I ride 20 mph in a 30 mph zone that drivers want to go 45 mph in. It's tragic, I know. Why be so impatient not to wait to pass when it's safe though? If they slow their V-8, 4x4, dual-hemi, 650 pound feet of torque, gas guzzler down and give me a little room, then they can simply speed back up when they get around me safely. Is it that hard to press back down on the accelerator? Why is 5-10 seconds so precious out of their life that they’re willing to sacrifice someone else’s life for it?
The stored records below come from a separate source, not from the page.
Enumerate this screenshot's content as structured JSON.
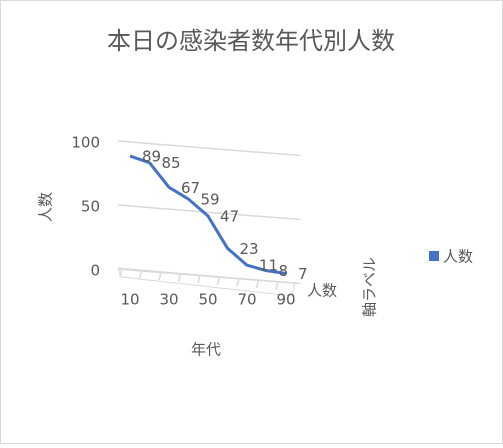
{
  "chart_data": {
    "type": "line3d",
    "title": "本日の感染者数年代別人数",
    "y_label": "人数",
    "x_label": "年代",
    "depth_label": "軸ラベル",
    "depth_categories": [
      "人数"
    ],
    "categories": [
      "10",
      null,
      "30",
      null,
      "50",
      null,
      "70",
      null,
      "90"
    ],
    "series": [
      {
        "name": "人数",
        "color": "#4472c4",
        "values": [
          89,
          85,
          67,
          59,
          47,
          23,
          11,
          8,
          7
        ]
      }
    ],
    "ylim": [
      0,
      100
    ],
    "yticks": [
      0,
      50,
      100
    ],
    "grid": true,
    "legend": "right"
  }
}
Why so impatient?
I am a cyclist. I wear a helmet because I don’t have a couple of thousand pounds of a metal shell protecting me. I wear tight shorts with padding in the seat because it makes the activity more comfortable and it’s hard enough to fight through the wind without baggy shorts flapping around. I wear sunglasses just like most drivers, but I wear them to keep the sun and debris out of my eyes and not to look cool. I get on my bike and go for a ride because it is what I do for exercise and recreation. I like the freedom and the rhythm. I love everything about it, except one thing: smug, self-righteous “douche nozzles” driving by.